Treadmill runner VO2 Max

Getting To The Heart Of VO2 Max

What Is VO2max, and why is it important to you as a runner? Sports physiologist, Colin Thomas, explains...

If you want a fast car you go for one with a pretty large engine, right? It’s the same if you want to run a fast marathon, you need to make sure that your body has a large engine!

The term VO2max has extended beyond the physiology lab and is now talked about at running clubs and gyms across the country. If you are anything like me, it might even be brought up in conversation across the dinner table. There are heart rate monitors and apps available that claim to be able to tell you what your VO2max actually is. So when you are given this number, what does it mean and how can it help you?

The scientific definition of VO2max is the maximum amount of oxygen that your body can utilise. Or put another way, it’s the size of your engine. It is measured in milliliters of oxygen per minute per kilogram of body weight (ml/min/kg).

To have your VO2max level assessed accurately, you measure the amount of oxygen and carbon dioxide being inhaled and exhaled by your body. It can be done at a sub maximal exercise level, such as taking you to 85% of your maximum, and then extrapolate the graph to 100%. Or for improved accuracy, and in my cruel opinion, more fun, taking you to 100% of your maximum, if you can handle the intensity and hard work! So when you are given a number from your heart rate monitor, GPS watch or mobile app, I wouldn’t say ignore it but take it with a pinch of salt!

Most people will have a VO2max of about 30-60ml/min/kg. Somebody who is typically very sedentary and does virtually no exercise could be as low as less than 20. World class athletes tend to have a VO2max of around 80ml/min/kg. In fact, you can almost predict someone’s marathon time based on their VO2max. Generally speaking, the higher your VO2max, the better. It means that your body can take in more oxygen and deliver it to your muscles during exercise.

There are many studies published looking at the most effective way to improve your VO2max. Some report that running long distances will do the job, others conclude that running fast intervals is the best route forward. There is also strong evidence to say that running at your 3K race pace, or the fastest speed that you can maintain for approximately 8-9 minutes, is a very effective way to improve VO2max.

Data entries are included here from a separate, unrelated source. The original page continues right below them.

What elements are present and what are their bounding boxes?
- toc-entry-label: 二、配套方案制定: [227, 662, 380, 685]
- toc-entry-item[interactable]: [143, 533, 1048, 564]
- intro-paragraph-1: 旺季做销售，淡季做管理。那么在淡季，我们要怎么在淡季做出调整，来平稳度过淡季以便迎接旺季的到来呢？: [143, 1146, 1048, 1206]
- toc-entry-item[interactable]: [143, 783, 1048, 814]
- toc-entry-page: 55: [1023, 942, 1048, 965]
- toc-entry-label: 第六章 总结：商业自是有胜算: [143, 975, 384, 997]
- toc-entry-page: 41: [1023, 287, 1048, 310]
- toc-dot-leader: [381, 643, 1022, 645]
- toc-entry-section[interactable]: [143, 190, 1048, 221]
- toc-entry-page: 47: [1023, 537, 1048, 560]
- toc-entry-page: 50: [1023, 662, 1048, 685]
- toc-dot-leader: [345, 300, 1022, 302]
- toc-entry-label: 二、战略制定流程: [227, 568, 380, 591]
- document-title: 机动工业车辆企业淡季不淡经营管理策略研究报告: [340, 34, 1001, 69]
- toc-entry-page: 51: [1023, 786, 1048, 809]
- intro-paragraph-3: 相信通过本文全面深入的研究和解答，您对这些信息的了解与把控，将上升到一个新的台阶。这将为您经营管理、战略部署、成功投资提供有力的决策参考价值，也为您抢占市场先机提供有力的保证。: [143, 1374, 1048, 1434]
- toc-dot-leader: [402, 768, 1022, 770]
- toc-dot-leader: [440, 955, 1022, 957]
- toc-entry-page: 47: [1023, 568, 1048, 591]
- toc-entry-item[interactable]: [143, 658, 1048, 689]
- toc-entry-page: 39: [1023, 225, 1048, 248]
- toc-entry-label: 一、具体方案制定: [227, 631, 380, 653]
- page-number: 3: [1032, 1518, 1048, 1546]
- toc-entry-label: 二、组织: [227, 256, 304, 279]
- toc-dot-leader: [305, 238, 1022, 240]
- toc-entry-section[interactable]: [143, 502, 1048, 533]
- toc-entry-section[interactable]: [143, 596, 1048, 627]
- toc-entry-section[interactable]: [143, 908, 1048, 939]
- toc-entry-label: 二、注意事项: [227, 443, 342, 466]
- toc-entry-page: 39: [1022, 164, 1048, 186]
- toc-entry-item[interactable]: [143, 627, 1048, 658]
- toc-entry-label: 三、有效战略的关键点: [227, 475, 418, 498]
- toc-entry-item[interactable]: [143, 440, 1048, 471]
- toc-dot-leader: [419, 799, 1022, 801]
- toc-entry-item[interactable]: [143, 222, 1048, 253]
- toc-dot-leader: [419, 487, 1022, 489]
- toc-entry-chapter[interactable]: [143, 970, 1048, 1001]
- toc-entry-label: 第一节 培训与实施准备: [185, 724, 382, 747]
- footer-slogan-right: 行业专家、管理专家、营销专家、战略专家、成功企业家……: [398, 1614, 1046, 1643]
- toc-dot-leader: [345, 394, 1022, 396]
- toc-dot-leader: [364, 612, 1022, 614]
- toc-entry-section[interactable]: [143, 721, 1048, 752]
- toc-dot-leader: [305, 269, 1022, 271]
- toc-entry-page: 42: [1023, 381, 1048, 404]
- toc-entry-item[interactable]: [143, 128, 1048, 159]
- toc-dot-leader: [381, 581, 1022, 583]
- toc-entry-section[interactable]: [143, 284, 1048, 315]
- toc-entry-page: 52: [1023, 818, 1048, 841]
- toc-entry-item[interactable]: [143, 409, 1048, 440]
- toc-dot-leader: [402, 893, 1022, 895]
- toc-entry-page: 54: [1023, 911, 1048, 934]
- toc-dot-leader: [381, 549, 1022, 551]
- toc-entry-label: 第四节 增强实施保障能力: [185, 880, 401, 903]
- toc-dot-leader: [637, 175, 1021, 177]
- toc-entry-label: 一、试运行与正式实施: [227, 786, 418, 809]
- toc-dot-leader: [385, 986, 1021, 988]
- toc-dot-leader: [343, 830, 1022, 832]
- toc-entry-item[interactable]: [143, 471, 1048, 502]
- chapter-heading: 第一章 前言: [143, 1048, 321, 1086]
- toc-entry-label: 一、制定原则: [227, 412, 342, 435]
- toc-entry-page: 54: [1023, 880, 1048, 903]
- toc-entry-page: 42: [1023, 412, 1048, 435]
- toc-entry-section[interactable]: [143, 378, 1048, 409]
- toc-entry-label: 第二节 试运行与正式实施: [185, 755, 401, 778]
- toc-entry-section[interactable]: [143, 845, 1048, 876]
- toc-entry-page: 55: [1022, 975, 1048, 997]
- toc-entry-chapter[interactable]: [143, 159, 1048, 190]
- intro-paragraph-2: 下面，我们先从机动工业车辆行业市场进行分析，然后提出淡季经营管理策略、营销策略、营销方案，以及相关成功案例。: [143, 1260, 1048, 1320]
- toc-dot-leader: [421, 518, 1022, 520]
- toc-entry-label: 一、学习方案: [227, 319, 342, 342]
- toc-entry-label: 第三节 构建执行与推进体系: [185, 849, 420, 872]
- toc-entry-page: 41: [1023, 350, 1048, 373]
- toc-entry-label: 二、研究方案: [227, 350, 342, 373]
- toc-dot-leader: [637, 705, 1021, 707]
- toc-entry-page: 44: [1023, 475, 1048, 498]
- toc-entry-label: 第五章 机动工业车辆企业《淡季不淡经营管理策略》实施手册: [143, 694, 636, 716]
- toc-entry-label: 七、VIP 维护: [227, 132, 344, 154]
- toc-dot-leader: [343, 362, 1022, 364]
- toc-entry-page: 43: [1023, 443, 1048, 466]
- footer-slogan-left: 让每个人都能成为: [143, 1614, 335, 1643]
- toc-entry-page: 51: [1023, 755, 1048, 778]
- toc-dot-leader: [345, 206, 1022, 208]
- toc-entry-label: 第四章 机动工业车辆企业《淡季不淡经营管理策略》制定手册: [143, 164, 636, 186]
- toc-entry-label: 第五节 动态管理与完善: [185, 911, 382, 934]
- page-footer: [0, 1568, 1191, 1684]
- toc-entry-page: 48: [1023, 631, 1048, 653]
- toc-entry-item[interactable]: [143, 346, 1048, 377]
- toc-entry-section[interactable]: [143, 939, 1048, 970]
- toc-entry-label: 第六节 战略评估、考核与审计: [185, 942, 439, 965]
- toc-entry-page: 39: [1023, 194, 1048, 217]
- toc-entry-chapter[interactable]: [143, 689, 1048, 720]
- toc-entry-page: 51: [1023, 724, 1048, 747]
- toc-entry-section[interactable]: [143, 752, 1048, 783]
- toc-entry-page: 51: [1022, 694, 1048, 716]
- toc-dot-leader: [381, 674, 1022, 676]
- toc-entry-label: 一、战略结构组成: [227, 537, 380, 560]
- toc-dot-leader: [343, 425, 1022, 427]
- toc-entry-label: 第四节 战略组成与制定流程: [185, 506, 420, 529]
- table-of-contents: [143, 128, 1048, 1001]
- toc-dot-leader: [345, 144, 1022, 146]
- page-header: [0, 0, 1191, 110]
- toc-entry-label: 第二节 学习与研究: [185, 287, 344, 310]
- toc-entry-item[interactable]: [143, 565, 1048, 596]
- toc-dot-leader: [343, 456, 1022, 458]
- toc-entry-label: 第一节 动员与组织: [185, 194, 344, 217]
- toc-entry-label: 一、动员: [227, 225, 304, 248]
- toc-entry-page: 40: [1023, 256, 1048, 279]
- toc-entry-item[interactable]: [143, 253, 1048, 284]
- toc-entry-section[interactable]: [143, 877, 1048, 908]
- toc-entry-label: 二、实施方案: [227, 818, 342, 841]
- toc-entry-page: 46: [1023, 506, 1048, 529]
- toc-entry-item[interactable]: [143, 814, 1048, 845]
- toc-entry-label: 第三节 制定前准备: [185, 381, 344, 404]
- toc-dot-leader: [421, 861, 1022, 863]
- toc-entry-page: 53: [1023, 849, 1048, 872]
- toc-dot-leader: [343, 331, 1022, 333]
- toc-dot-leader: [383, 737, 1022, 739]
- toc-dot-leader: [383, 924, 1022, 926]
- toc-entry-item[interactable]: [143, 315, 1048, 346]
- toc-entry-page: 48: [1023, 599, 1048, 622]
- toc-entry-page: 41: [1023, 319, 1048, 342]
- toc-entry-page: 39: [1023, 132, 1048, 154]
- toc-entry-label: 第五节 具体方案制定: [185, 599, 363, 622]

Working out this speed and then running reps of anything between 2-5 minutes each, should allow you to remain more than competitive with yourself and your rivals. It might even see some new PB’s in the year ahead.

However, this also comes with a small word of caution. VO2max is not the be all and end all. Once you have your large engine, you want it to be economical to get you through the distance and past the finish line.